Another reason it may decrease after a certain point is freakishly rich people make money from owning a business rather than getting promoted within a corporation. The latter probably requires more height.
Converting SAT to IQ scores is just a very messy process. You must take into account that students at upper tier schools like Harvard take the SAT 2-3 times on average (I took it 3 times myself) and are more likely to prep, which probably significantly reduces the g-loading of the test. This also screws up any attempt to convert the reported SAT scores to an IQ score at top schools because these schools generally only report the average of the best single-sitting scores for test-takers who attend their schools.
The SAT g-loading you cited of around .65 in the previous post is probably about average among SAT test-takers, but is probably somewhat lower for test-takers at top schools and higher for those at lower -tier schools.
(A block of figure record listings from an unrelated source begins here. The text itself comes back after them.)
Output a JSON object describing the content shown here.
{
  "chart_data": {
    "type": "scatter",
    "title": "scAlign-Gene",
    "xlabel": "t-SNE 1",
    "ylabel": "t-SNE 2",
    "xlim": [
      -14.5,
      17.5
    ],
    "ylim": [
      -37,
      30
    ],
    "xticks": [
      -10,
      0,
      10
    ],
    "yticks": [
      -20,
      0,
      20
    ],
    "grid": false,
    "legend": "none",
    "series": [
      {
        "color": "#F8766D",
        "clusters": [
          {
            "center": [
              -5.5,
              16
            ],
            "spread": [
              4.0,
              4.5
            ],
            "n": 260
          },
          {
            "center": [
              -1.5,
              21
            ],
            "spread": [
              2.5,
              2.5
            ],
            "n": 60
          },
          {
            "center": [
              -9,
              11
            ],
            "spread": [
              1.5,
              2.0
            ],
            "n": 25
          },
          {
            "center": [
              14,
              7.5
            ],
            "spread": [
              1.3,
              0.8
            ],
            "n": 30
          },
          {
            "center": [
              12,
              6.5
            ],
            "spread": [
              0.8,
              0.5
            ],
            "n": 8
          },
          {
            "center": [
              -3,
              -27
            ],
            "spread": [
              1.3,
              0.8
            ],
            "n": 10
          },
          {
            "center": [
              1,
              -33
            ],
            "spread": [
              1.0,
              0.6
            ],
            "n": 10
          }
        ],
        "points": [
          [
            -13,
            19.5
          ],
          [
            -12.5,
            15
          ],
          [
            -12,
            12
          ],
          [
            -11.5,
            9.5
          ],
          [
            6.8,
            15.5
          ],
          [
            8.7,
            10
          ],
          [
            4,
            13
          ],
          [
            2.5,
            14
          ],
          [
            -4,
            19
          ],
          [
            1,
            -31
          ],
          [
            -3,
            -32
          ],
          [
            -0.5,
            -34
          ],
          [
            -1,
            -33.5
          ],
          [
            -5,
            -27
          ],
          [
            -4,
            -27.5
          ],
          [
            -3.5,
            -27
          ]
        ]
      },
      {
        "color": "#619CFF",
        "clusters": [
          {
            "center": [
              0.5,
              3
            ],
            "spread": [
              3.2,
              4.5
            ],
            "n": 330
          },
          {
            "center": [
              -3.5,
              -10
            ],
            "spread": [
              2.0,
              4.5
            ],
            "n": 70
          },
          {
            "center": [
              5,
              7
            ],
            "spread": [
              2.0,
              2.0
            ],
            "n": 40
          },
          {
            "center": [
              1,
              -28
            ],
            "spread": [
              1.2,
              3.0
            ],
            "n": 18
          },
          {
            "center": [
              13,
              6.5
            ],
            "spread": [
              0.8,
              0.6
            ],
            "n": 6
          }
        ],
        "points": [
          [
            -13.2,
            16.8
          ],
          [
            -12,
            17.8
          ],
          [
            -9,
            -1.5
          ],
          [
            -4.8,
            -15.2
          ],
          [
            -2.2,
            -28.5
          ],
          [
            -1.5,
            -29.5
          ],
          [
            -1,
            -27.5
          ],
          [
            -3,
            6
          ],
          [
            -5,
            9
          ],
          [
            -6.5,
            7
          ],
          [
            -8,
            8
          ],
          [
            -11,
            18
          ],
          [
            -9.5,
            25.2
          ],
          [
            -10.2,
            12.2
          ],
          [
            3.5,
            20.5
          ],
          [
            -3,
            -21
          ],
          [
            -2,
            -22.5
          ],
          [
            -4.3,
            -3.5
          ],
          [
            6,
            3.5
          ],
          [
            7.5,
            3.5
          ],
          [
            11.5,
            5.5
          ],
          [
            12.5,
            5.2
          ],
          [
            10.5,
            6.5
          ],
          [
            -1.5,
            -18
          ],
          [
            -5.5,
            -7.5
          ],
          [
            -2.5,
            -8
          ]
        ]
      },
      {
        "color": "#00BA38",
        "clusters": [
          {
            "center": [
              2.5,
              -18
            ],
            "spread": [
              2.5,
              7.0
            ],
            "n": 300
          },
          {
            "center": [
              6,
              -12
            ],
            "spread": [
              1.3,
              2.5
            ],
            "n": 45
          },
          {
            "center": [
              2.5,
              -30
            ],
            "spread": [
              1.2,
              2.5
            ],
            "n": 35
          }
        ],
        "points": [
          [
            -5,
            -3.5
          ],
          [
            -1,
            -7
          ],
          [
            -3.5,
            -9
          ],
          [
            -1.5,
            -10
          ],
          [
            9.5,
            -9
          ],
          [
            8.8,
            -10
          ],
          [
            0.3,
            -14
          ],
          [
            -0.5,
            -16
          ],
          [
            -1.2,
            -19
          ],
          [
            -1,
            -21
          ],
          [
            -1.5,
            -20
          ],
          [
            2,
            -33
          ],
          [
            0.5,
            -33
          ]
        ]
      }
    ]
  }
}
I would have assumed picky schools like Harvard would take your average SAT score if you took it multiple times, to avoid getting stuck with mediocre students who only scored high through multiple testing
But at the same time they may only report the best scores of their students to the media to maximize reputation.
This is an extremely important point you raise because they were only tested on the WAIS once so i might not be comparing apples to apples
The reason schools only report the highest single-sitting scores is because those are the only ones they consider in the applications process. This is called “superscoring”, and has been a staple of college applications for a good long while (however, taking the SAT more than three times looks desperate).